My work juxtaposes delicate lines against bold splashes of color. I’m fascinated by details. Working with an ink pen, I draw fine vertical lines to create both subtle gradation and strong contrasts to describe my subjects. Once the drawing is complete, I brush on spontaneous strokes of watercolor, letting the colors dance together. The combination draws in viewers and encourages them to discover a fresh perspective on everyday scenes.
What do you hope to communicate to your audience?
I want to convey that there’s always more to life than meets the eye. Oftentimes, there are ordinary scenes right under our noses that offer peace, harmony, and beauty.
What’s been your biggest business challenge?
All aspects of sales—pricing, finding the right galleries, closing the deal, etc.
Tell us about a business success and what you did to achieve it.

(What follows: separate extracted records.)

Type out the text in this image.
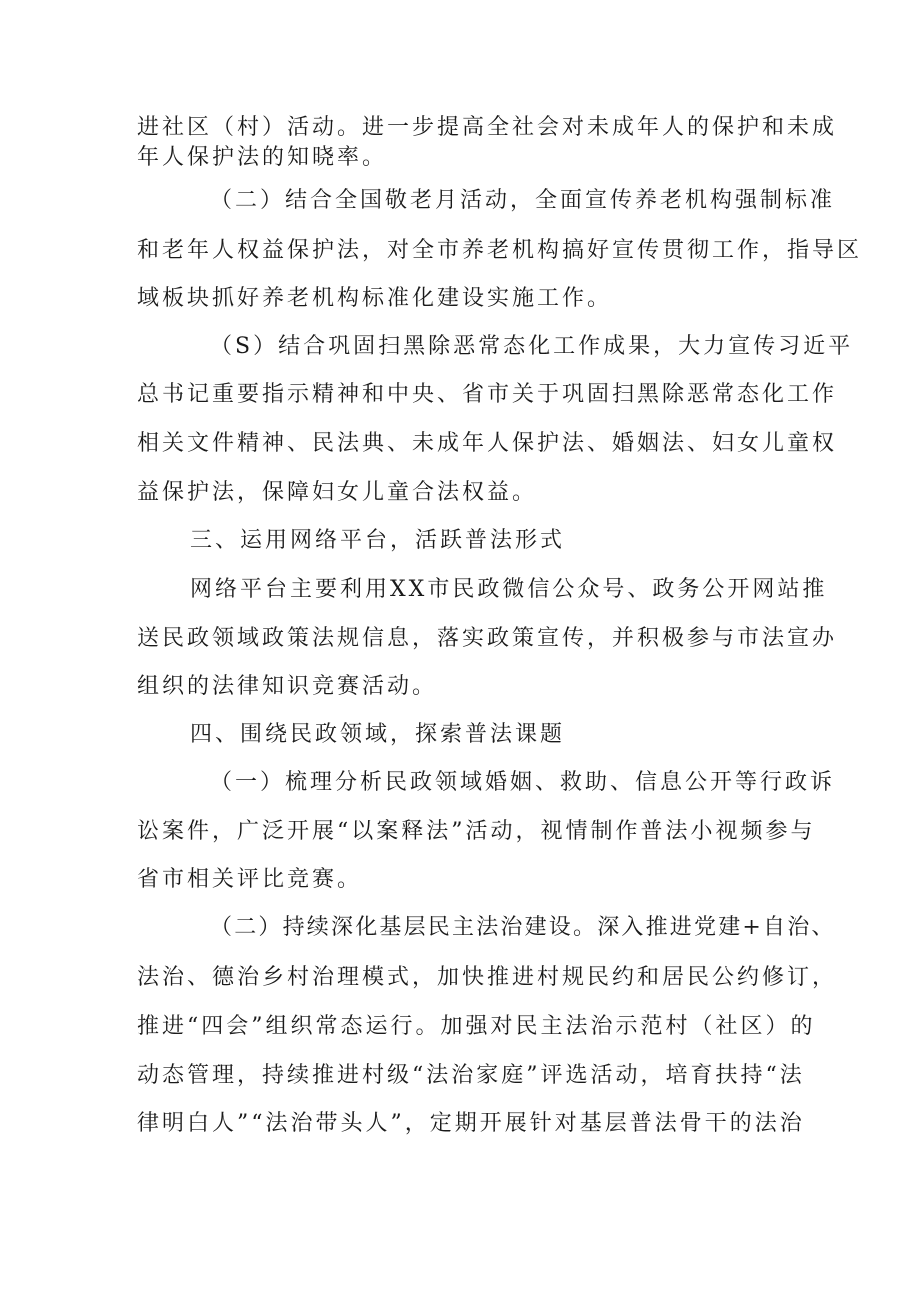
进社区（村）活动。进一步提高全社会对未成年人的保护和未成
年人保护法的知晓率。
（二）结合全国敬老月活动，全面宣传养老机构强制标准
和老年人权益保护法，对全市养老机构搞好宣传贯彻工作，指导区
域板块抓好养老机构标准化建设实施工作。
（S）结合巩固扫黑除恶常态化工作成果，大力宣传习近平
总书记重要指示精神和中央、省市关于巩固扫黑除恶常态化工作
相关文件精神、民法典、未成年人保护法、婚姻法、妇女儿童权
益保护法，保障妇女儿童合法权益。
三、运用网络平台，活跃普法形式
网络平台主要利用XX市民政微信公众号、政务公开网站推
送民政领域政策法规信息，落实政策宣传，并积极参与市法宣办
组织的法律知识竞赛活动。
四、围绕民政领域，探索普法课题
（一）梳理分析民政领域婚姻、救助、信息公开等行政诉
讼案件，广泛开展“以案释法”活动，视情制作普法小视频参与
省市相关评比竞赛。
（二）持续深化基层民主法治建设。深入推进党建+自治、
法治、德治乡村治理模式，加快推进村规民约和居民公约修订，
推进“四会”组织常态运行。加强对民主法治示范村（社区）的
动态管理，持续推进村级“法治家庭”评选活动，培育扶持“法
律明白人”“法治带头人”，定期开展针对基层普法骨干的法治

Bainbridge Island has a world-renowned public garden. Three years ago, I decided to use it as my outdoor studio and visited each week to paint. At the end of the year, I put on a show at the on-site residence and made notecards of some of my paintings from that year in the garden. In addition to the pieces I sold at the show, the cards were hugely popular. I have now created a second set of cards featuring my ink and watercolor technique, and they, too, have almost sold out.
How do you feel about today’s technology (tools for your business, for creating your art, or both), and has it altered your way of doing business?
I think it’s a huge help, especially for artists who know how to use it to its fullest potential. It’s been fun to receive comments and views from around the world via my website, blog, Facebook, and Instagram. The website provides examples of my work and information about commissions, classes, and shows, while the blog—Love-to-Draw.com—shares lessons and experiences that are intended to encourage others to discover the delight of drawing. The blog has brought in new students, sales, and even writing opportunities, so it’s been worth the time I’ve invested in it.
What do you think about the state of today’s art market?
Honestly, I don’t know enough about the broader market to comment. One of my goals is to become more involved in the Seattle art market. I would love to show my work in other regions, and I look forward to having a better answer to this question soon.
Give us an example of how you balance studio time with business time.
My goal is to spend time each Friday afternoon cleaning, filing, organizing, reviewing exhibition calls, and updating my records. Because I teach and write a weekly blog, I am often scrambling for time in which to create new work and get organized. A 30-hour day would be a big help!
How have you evolved as an artist?
In college, my favorite professor was an excellent watercolorist, and I was happy to follow in his footsteps. I later took up oil painting and still enjoy painting en plein air with oils. When I started teaching drawing a few years ago, my ink and watercolor style began to develop. I wanted to be able to show my students that drawing could be more than quick sketches—it can be fine art, too. As my style has evolved, I am experimenting with new surfaces, larger sizes, and unusual viewpoints. I love the fact that art isn’t static; it needs to grow. That keeps me moving forward in positive ways.
How have you evolved as an entrepreneur?
Quitting my day job was the best thing I ever did. Without an income to fall back on, I abandoned my comfort zone to give talks and demonstrations, teach all ages, exhibit in a variety of venues, and acquire technical skills such as creating and maintaining my website and blog. I’m stronger because I have tackled things that I might not have otherwise tried.
What role do artists play in our society? What role SHOULD they play?
Artists enrich our world by showing us how worthwhile life can be. They also make valuable comments on problems to be solved. Creative expression is vital to a successful civilization. Without art, life would be pulseless, cold, and sterile. We need art to keep us alive and thriving.
Anything else you would like us to know?
Being an artist is my dream come true. I raised three children as a single parent from the time the youngest was a baby. For nearly 20 years, I dedicated my life to them and my job, hoping there would be a place for art in my future. The day that my youngest started college, I set up a studio. I began painting on weekends, got involved with local art groups, and started exhibiting. Not long after the tuition payments were complete, I quit my job, sold my house, and focused all my efforts on art. Not a day goes by that I am not grateful to be living the artist’s life.